Carter’s 130 career touchdowns were far more than that of his main competitors on this year’s Hall of Fame ballot. Fellow receiver Tim Brown had 30 fewer touchdowns than Carter, and Andre Reed had 43 fewer.
“This history of wide receivers, I follow it really close,” Carter told NFL Network. “It’s becoming very difficult to judge the skills of the wide receiver in today’s game.
“I’m glad everybody on the (Hall of Fame) committee recognized my career for what it was.”
Carter also had 72 career red-zone scores, the most ever by a receiver. Additionally, the longtime Vikings star led the NFL in third-down catches (297) from 1991-2000. The outspoken Carter gained perhaps his most acclaim for making dramatic catches, often while using just one-hand or while tip-toeing along a sideline.
Carter had seven seasons with at least 80 catches and back-to-back seasons with 122 receptions in 1994-95 and ended his career with 13,899 total receiving yards.

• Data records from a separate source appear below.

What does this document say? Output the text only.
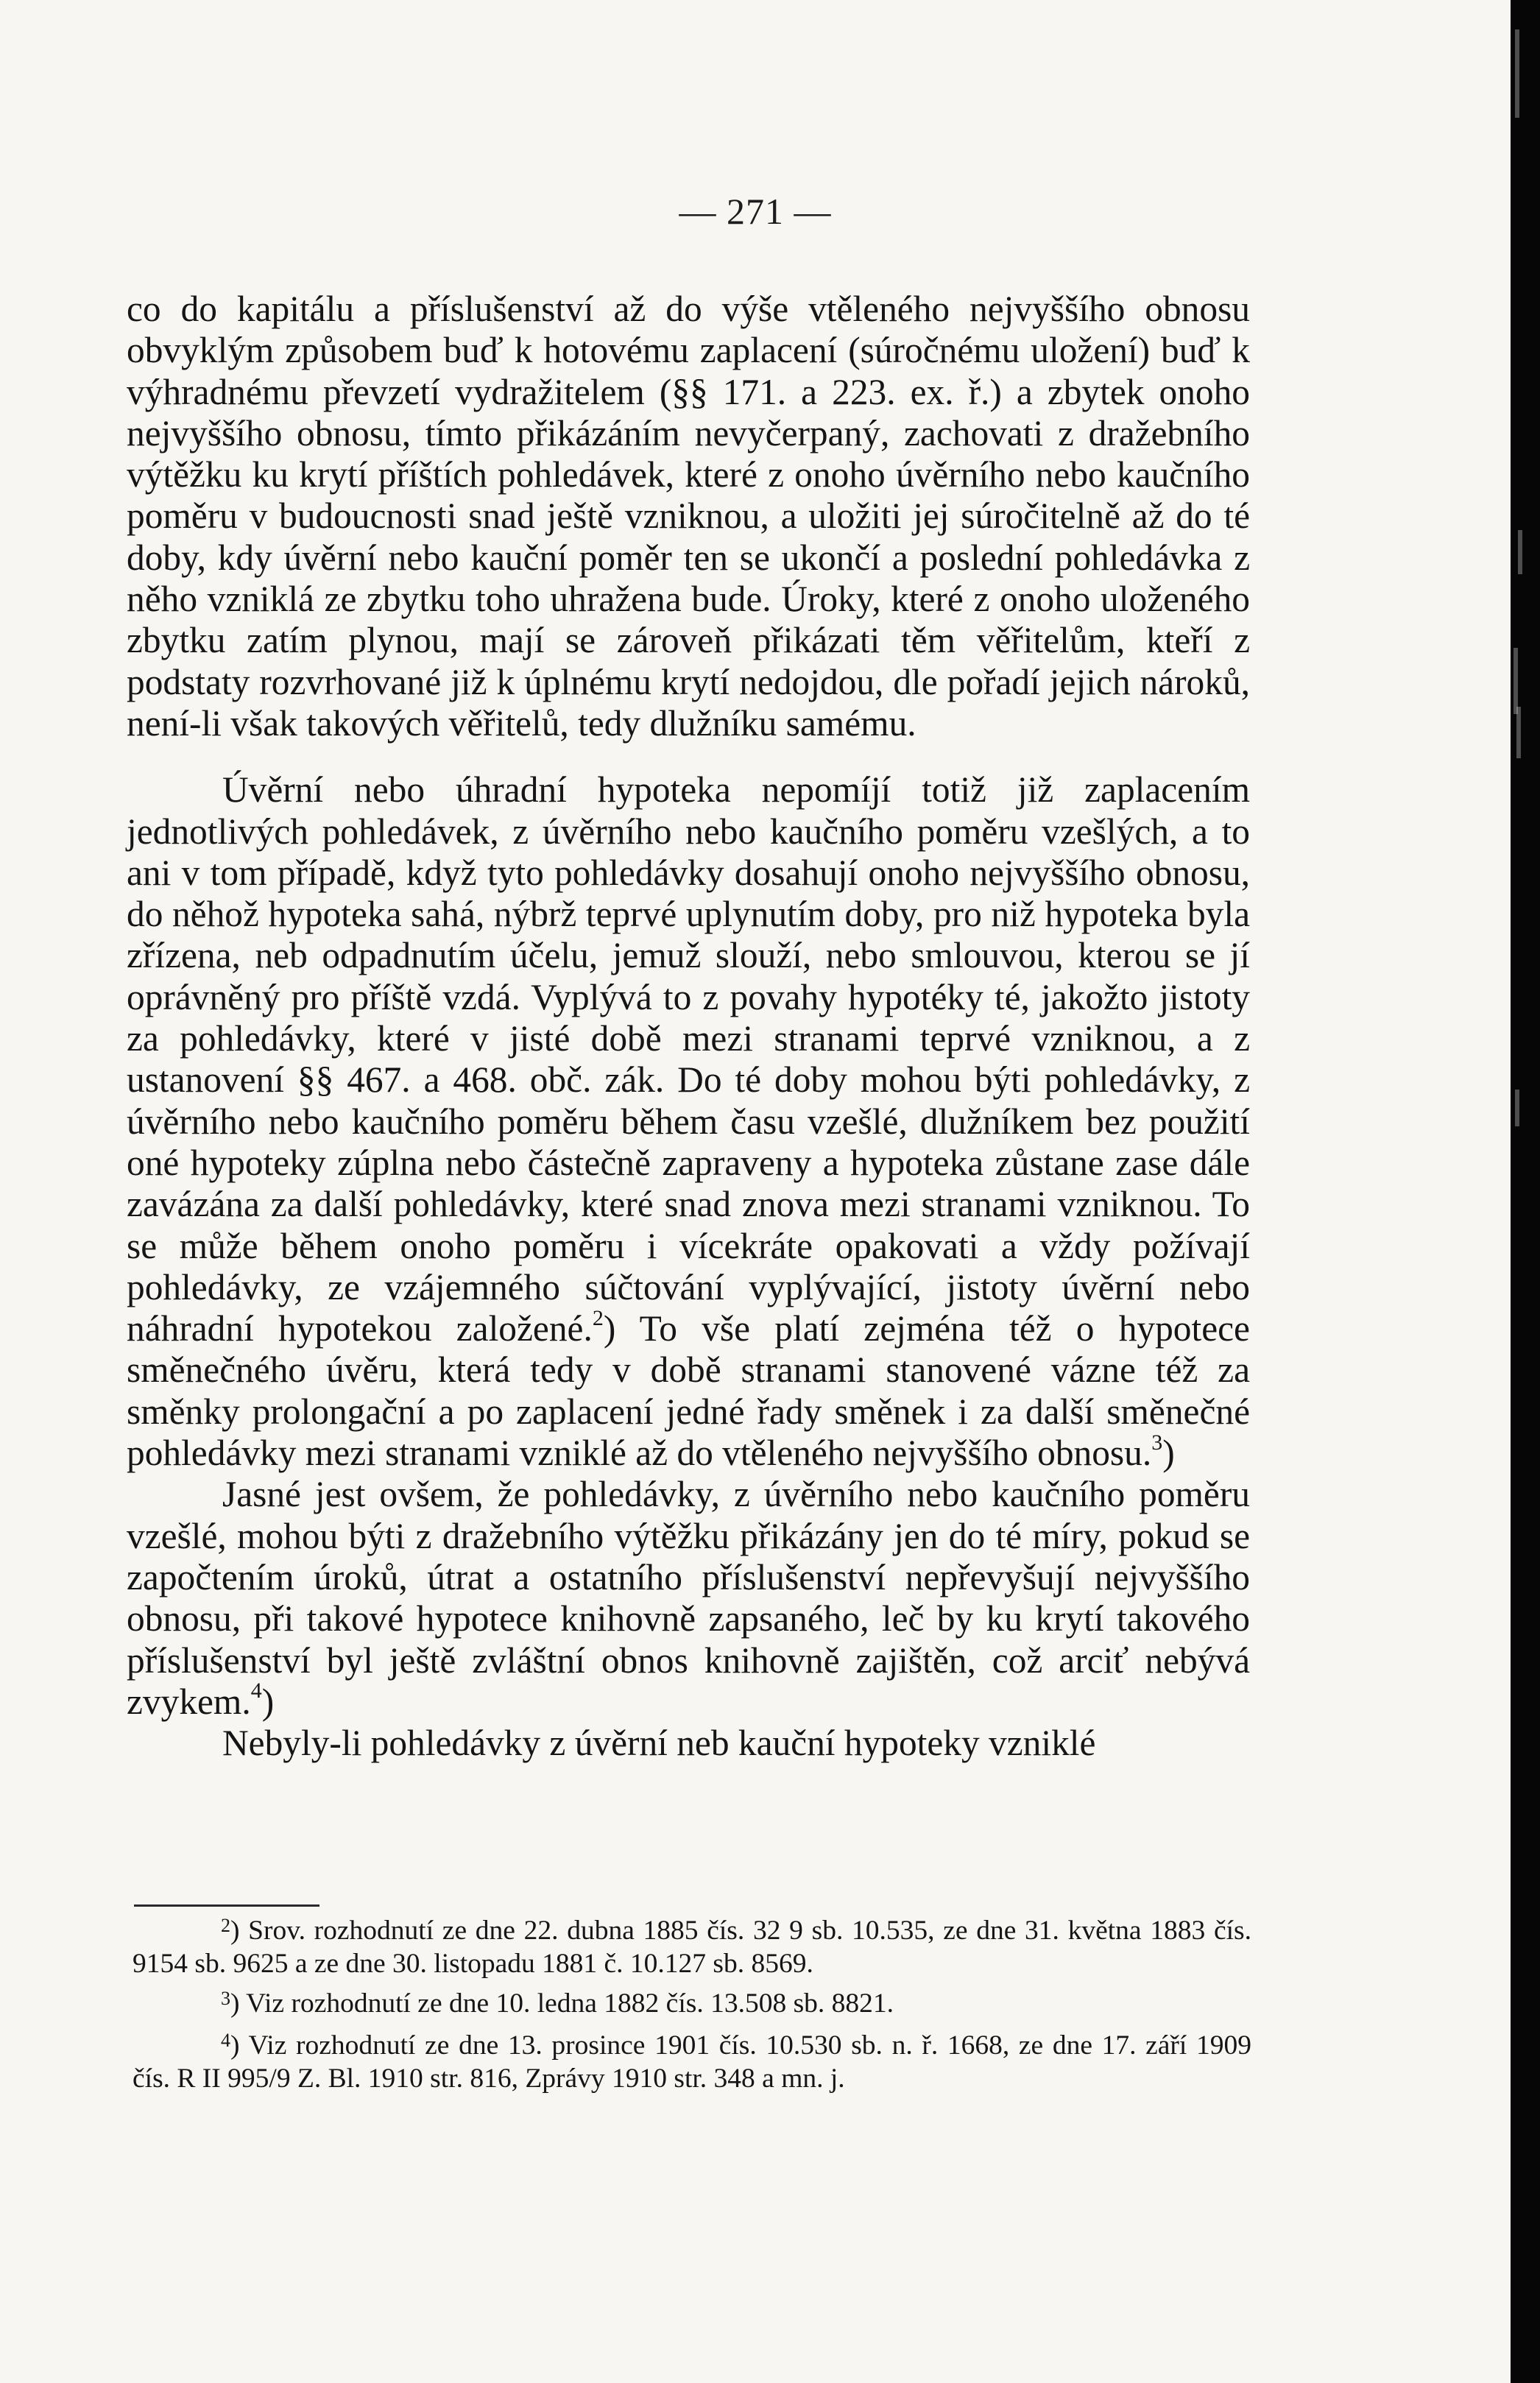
— 271 —

co do kapitálu a příslušenství až do výše vtěleného nejvyššího obnosu obvyklým způsobem buď k hotovému zaplacení (súročnému uložení) buď k výhradnému převzetí vydražitelem (§§ 171. a 223. ex. ř.) a zbytek onoho nejvyššího obnosu, tímto přikázáním nevyčerpaný, zachovati z dražebního výtěžku ku krytí příštích pohledávek, které z onoho úvěrního nebo kaučního poměru v budoucnosti snad ještě vzniknou, a uložiti jej súročitelně až do té doby, kdy úvěrní nebo kauční poměr ten se ukončí a poslední pohledávka z něho vzniklá ze zbytku toho uhražena bude. Úroky, které z onoho uloženého zbytku zatím plynou, mají se zároveň přikázati těm věřitelům, kteří z podstaty rozvrhované již k úplnému krytí nedojdou, dle pořadí jejich nároků, není-li však takových věřitelů, tedy dlužníku samému.

Úvěrní nebo úhradní hypoteka nepomíjí totiž již zaplacením jednotlivých pohledávek, z úvěrního nebo kaučního poměru vzešlých, a to ani v tom případě, když tyto pohledávky dosahují onoho nejvyššího obnosu, do něhož hypoteka sahá, nýbrž teprvé uplynutím doby, pro niž hypoteka byla zřízena, neb odpadnutím účelu, jemuž slouží, nebo smlouvou, kterou se jí oprávněný pro příště vzdá. Vyplývá to z povahy hypotéky té, jakožto jistoty za pohledávky, které v jisté době mezi stranami teprvé vzniknou, a z ustanovení §§ 467. a 468. obč. zák. Do té doby mohou býti pohledávky, z úvěrního nebo kaučního poměru během času vzešlé, dlužníkem bez použití oné hypoteky zúplna nebo částečně zapraveny a hypoteka zůstane zase dále zavázána za další pohledávky, které snad znova mezi stranami vzniknou. To se může během onoho poměru i vícekráte opakovati a vždy požívají pohledávky, ze vzájemného súčtování vyplývající, jistoty úvěrní nebo náhradní hypotekou založené.$^2$) To vše platí zejména též o hypotece směnečného úvěru, která tedy v době stranami stanovené vázne též za směnky prolongační a po zaplacení jedné řady směnek i za další směnečné pohledávky mezi stranami vzniklé až do vtěleného nejvyššího obnosu.$^3$)

Jasné jest ovšem, že pohledávky, z úvěrního nebo kaučního poměru vzešlé, mohou býti z dražebního výtěžku přikázány jen do té míry, pokud se započtením úroků, útrat a ostatního příslušenství nepřevyšují nejvyššího obnosu, při takové hypotece knihovně zapsaného, leč by ku krytí takového příslušenství byl ještě zvláštní obnos knihovně zajištěn, což arciť nebývá zvykem.$^4$)

Nebyly-li pohledávky z úvěrní neb kauční hypoteky vzniklé

$^2$) Srov. rozhodnutí ze dne 22. dubna 1885 čís. 32 9 sb. 10.535, ze dne 31. května 1883 čís. 9154 sb. 9625 a ze dne 30. listopadu 1881 č. 10.127 sb. 8569.

$^3$) Viz rozhodnutí ze dne 10. ledna 1882 čís. 13.508 sb. 8821.

$^4$) Viz rozhodnutí ze dne 13. prosince 1901 čís. 10.530 sb. n. ř. 1668, ze dne 17. září 1909 čís. R II 995/9 Z. Bl. 1910 str. 816, Zprávy 1910 str. 348 a mn. j.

Carter never made it to a Super Bowl, enduring NFC championship game losses in 1998 and 2000, yet his pro career wasn’t without memorable moments. He had 14 receptions in a regular-season contest against Arizona in 1994. He helped lead a last-minute comeback in a 1997 NFC wild-card game at the Meadowlands, as the Vikings stunned the New York Giants, 23-22. He also had eight catches for 120 yards and a score in a rout of New Orleans in a second-round playoff game during the 2000 season.
And, Carter also mentored the talented Randy Moss — who brings 156 career receiving touchdowns into Sunday’s Super Bowl appearance with San Francisco — when the two were teammates in Minnesota from 1998-2001.
By all accounts, Carter wasn’t pleased with being passed over for Hall of Fame induction in recent years. Yet, the former Vikings star also indicated that he wouldn’t let his post-career accolades define him.
None of that matters after Saturday’s news.
“I’m just overjoyed by it,” Carter told NFL Network. “I’m just happy, because, man, football’s been good to me. Playing football, for me, it’s been my whole life. … This game means everything to me.”